Penyebab Krisis Ayam Malaysia: Pekerja Luar Negeri Belum Kembali, Indonesia Pegang Peranan Vital

Ayam-ayam di peternakan Temerloh di negara bagian Pahang Malaysia pada 31 Mei 2022. Malaysia akan menghentikan ekspor 3,6 juta ayam sebulan mulai 1 Juni hingga harga ayam stabil. -Mohd RASFAN / AFP-

KUALA LUMPUR, HARIAN DISWAY - Kok bisa Malaysia krisis ayam sampai menghentikan ekspor? Jawabannya bisa sangat kompleks. Namun ada satu hal yang patut digarisbawahi: Malaysia tergantung pekerja dari luar negeri.

Ceruk pekerja bangunan, perkebunan, dan peternakan memang banyak diisi oleh tenaga kasar luar negeri. Yang upahnya di bawah standar upah rakyat Malaysia itu.

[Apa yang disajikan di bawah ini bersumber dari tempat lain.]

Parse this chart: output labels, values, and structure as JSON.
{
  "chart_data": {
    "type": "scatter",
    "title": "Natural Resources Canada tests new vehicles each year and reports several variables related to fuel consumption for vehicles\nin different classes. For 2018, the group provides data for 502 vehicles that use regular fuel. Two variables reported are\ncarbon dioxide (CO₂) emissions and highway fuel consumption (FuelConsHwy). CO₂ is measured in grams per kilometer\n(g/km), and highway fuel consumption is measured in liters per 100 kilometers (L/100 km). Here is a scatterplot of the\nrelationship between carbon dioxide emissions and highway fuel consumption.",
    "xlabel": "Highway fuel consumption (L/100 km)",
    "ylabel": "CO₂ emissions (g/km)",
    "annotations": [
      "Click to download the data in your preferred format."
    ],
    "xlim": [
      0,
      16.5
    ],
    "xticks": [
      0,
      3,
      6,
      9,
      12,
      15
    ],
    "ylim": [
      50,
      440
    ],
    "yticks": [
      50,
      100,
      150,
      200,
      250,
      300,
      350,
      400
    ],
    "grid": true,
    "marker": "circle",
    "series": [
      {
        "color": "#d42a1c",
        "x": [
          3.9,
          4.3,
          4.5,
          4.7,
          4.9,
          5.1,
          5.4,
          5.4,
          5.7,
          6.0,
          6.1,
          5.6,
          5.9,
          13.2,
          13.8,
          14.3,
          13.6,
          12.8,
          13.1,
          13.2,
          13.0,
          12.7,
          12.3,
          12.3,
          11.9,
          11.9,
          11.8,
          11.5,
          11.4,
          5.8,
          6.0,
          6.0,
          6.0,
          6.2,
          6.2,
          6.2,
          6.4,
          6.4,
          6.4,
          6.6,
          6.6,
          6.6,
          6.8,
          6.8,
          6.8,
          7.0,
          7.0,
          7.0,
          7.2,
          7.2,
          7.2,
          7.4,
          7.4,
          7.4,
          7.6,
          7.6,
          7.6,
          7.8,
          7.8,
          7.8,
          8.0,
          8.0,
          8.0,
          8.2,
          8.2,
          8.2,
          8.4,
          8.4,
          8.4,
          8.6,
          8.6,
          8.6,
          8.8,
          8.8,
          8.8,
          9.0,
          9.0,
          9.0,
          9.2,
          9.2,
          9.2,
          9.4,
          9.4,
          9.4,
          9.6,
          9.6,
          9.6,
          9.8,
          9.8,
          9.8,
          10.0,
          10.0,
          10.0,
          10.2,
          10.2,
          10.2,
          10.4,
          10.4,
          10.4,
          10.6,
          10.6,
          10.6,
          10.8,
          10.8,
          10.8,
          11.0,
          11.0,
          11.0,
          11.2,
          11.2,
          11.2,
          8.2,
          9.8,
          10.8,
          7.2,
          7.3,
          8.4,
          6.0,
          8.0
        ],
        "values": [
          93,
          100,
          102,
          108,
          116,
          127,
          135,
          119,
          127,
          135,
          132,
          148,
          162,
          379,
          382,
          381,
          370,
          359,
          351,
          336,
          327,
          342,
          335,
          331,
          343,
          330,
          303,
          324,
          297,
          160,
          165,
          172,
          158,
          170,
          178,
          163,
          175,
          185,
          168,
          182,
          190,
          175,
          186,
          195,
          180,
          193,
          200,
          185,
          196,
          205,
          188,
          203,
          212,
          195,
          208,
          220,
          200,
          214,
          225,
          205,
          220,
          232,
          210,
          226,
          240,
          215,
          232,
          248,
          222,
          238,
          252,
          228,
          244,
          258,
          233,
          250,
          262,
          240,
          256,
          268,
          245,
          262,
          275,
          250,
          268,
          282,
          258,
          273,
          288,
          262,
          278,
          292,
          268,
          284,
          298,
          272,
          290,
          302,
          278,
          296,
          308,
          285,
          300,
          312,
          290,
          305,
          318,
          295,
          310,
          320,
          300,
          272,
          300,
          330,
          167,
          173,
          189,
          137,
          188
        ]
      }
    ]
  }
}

Penasihat Federasi Asosiasi Peternak Malaysia (FLFAM) Datuk Jeffrey Ng mengatakan, peternak mengalami kendala yang sama. Pertama cuaca panas dan kemarau panjang yang membuat ayam kurang makan dan lebih banyak minum air.

“Alasan lainnya adalah kurangnya tenaga kerja asing. Kalau mau melamar tenaga kerja asing sekarang, harus memiliki sertifikat akomodasi,” kata Jeffrey seperti dikutip dari NST. Gara-gara aturan itu banyak tenaga kerja asing yang tidak lolos.

BACA JUGAHarga Ayam Tembus Rp 56 Ribu Per Kilogram, Malaysia Stop Ekspor hingga Akhir Juni

Krisis pekerja asing tak hanya terjadi di sektor peternakan. Perkebunan sawit hingga restoran kekurangan pekerja.

Persoalan itu tak terlepas dari dampak pandemi. Pihak imigrasi membatasi jumlah pekerja yang masuk. Saat kebijakan itu dicabut, para pekerja yang sudah terlanjur pulang kampung belum kembali ke Malaysia.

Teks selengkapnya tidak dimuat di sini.